NumPy Interoperability

Snowpark pandas provides limited interoperability with NumPy functions through the NumPy NEP18 and NEP13 specifications defined by __array_ufunc__ and __array_function__. A discrete number of NumPy APIs are translated to distributed snowpark pandas functions.

NumPy method

Notes for current implementation

np.where

Mapped to np.where(cond, x, y) to x.where(cond, y) cond, x, and y should have the same shapes or be scalars. The result is always a Snowpark pandas DataFrame.

Since this function maps to df.where the column and index labels are considered, as opposed strict positional indexing in NumPy.

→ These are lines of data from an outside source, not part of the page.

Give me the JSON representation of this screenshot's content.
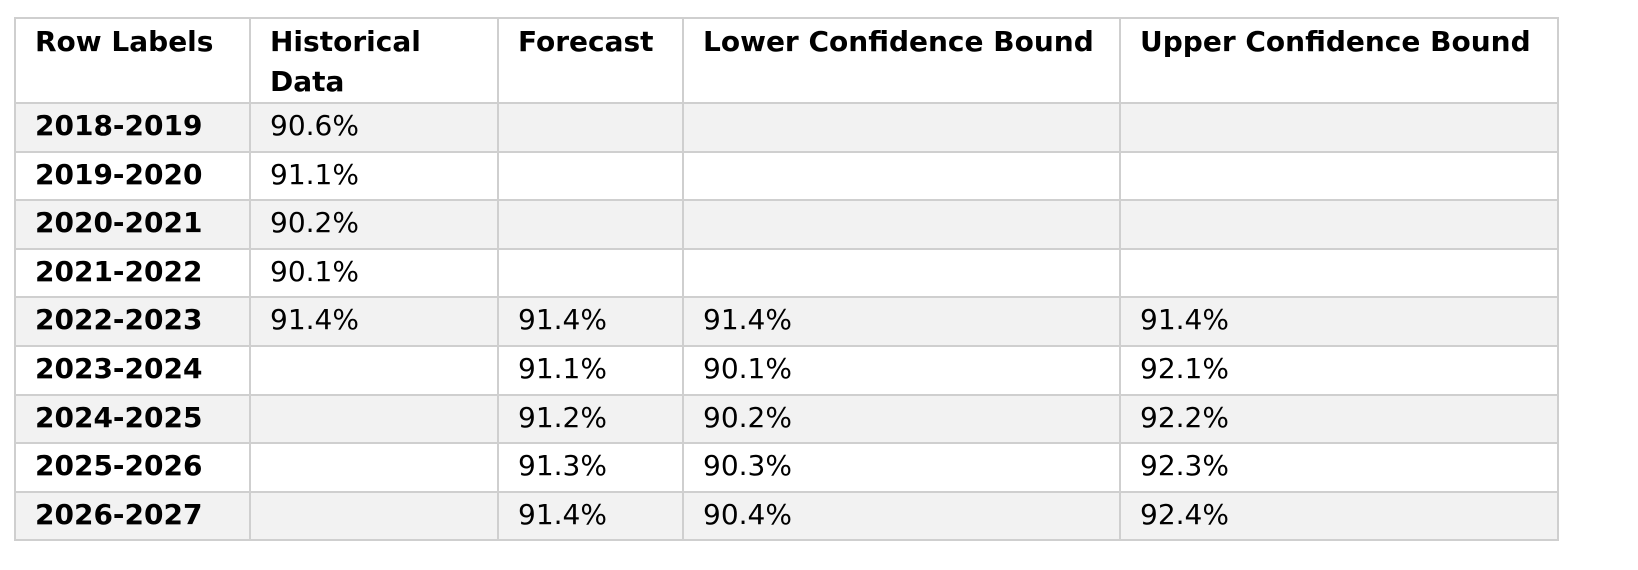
{
  "table": {
    "headers": [
      "Row Labels",
      "Historical Data",
      "Forecast",
      "Lower Confidence Bound",
      "Upper Confidence Bound"
    ],
    "rows": [
      [
        "2018-2019",
        "90.6%",
        "",
        "",
        ""
      ],
      [
        "2019-2020",
        "91.1%",
        "",
        "",
        ""
      ],
      [
        "2020-2021",
        "90.2%",
        "",
        "",
        ""
      ],
      [
        "2021-2022",
        "90.1%",
        "",
        "",
        ""
      ],
      [
        "2022-2023",
        "91.4%",
        "91.4%",
        "91.4%",
        "91.4%"
      ],
      [
        "2023-2024",
        "",
        "91.1%",
        "90.1%",
        "92.1%"
      ],
      [
        "2024-2025",
        "",
        "91.2%",
        "90.2%",
        "92.2%"
      ],
      [
        "2025-2026",
        "",
        "91.3%",
        "90.3%",
        "92.3%"
      ],
      [
        "2026-2027",
        "",
        "91.4%",
        "90.4%",
        "92.4%"
      ]
    ]
  },
  "colors": {
    "border": "#cfcfcf",
    "band_row": "#f2f2f2",
    "plain_row": "#ffffff",
    "text": "#000000"
  }
}
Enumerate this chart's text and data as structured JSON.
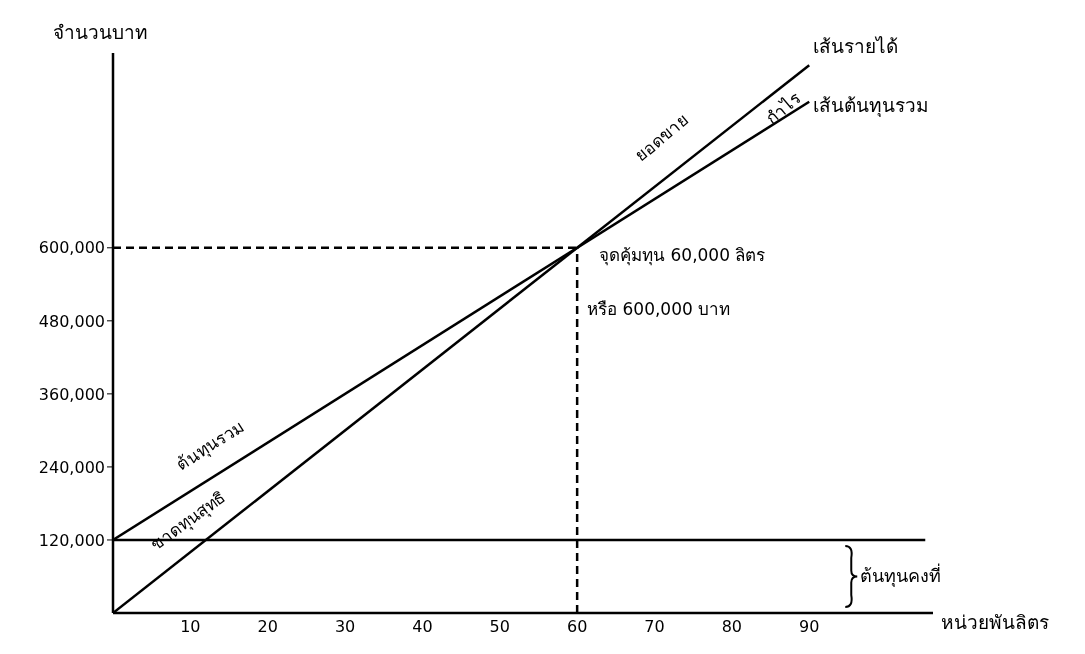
{
  "chart_data": {
    "type": "line",
    "xlabel": "หน่วยพันลิตร",
    "ylabel": "จำนวนบาท",
    "series": [
      {
        "name": "เส้นรายได้",
        "color": "#000000",
        "x": [
          0,
          90
        ],
        "values": [
          0,
          900000
        ]
      },
      {
        "name": "เส้นต้นทุนรวม",
        "color": "#000000",
        "x": [
          0,
          90
        ],
        "values": [
          120000,
          840000
        ]
      },
      {
        "name": "ต้นทุนคงที่",
        "color": "#000000",
        "x": [
          0,
          105
        ],
        "values": [
          120000,
          120000
        ]
      }
    ],
    "xlim": [
      0,
      106
    ],
    "xticks": [
      10,
      20,
      30,
      40,
      50,
      60,
      70,
      80,
      90
    ],
    "ylim": [
      0,
      920000
    ],
    "yticks": [
      {
        "value": 120000,
        "label": "120,000"
      },
      {
        "value": 240000,
        "label": "240,000"
      },
      {
        "value": 360000,
        "label": "360,000"
      },
      {
        "value": 480000,
        "label": "480,000"
      },
      {
        "value": 600000,
        "label": "600,000"
      }
    ],
    "ref_lines": [
      {
        "axis": "y",
        "value": 600000,
        "line_style": "dashed",
        "color": "#000000"
      },
      {
        "axis": "x",
        "value": 60,
        "line_style": "dashed",
        "color": "#000000"
      }
    ],
    "annotations": [
      "ยอดขาย",
      "กำไร",
      "ต้นทุนรวม",
      "ขาดทุนสุทธิ",
      "จุดคุ้มทุน 60,000 ลิตร",
      "หรือ 600,000 บาท"
    ],
    "marker": "none",
    "line_style": "solid"
  }
}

cond, x, and y can either be all non-scalars or a mix of scalars and non-scalars, such that non-scalars have the same shape. (If cond, x, and y are all scalars, NumPy will not call the dispatcher at all, and the normal NumPy behavior will occur.)

np.add

Mapped to df.__add__(df2)

np.logical_and

Mapped to df.__and__(df2)

np.logical_or

Mapped to df.__or__(df2)

np.logical_xor

Mapped to df.__xor__(df2)

np.logical_not

Mapped to ~df.astype(bool)

NEP18 Implementation Details

NumPy differs from pandas and Snowflake pandas in several key respects. It is important to understand that the interoperability provided is to support common pandas use-cases, rather than matrix or linear algebra operations. NumPy functions are mapped, with some transformation, to their pandas analogues.

Return Value

NEP18 does not specify the return value when implementing a function like np.where, but they suggest that the return value should match the input types. We follow that suggestion here and return a Snowpark pandas DataFrame.

Broadcasting

NumPy will “broadcast” all arguments into the same array shape so operations can be vectorized on the CPU. Snowpark pandas should not do this because all execution runs within Snowflake. All input DataFrames or Series should be of the same shape and will not be broadcast. Scalar values can also be used as an input.

Positional Operations

NumPy always performs positional operations on input datatypes, assuming they are similarly shaped and meaningful arrays. Pandas can have DataFrames which represent the same data but with different column ordering. Even when a numpy method is called on a Snow pandas DataFrame we continue to consider the labels while performing the operation.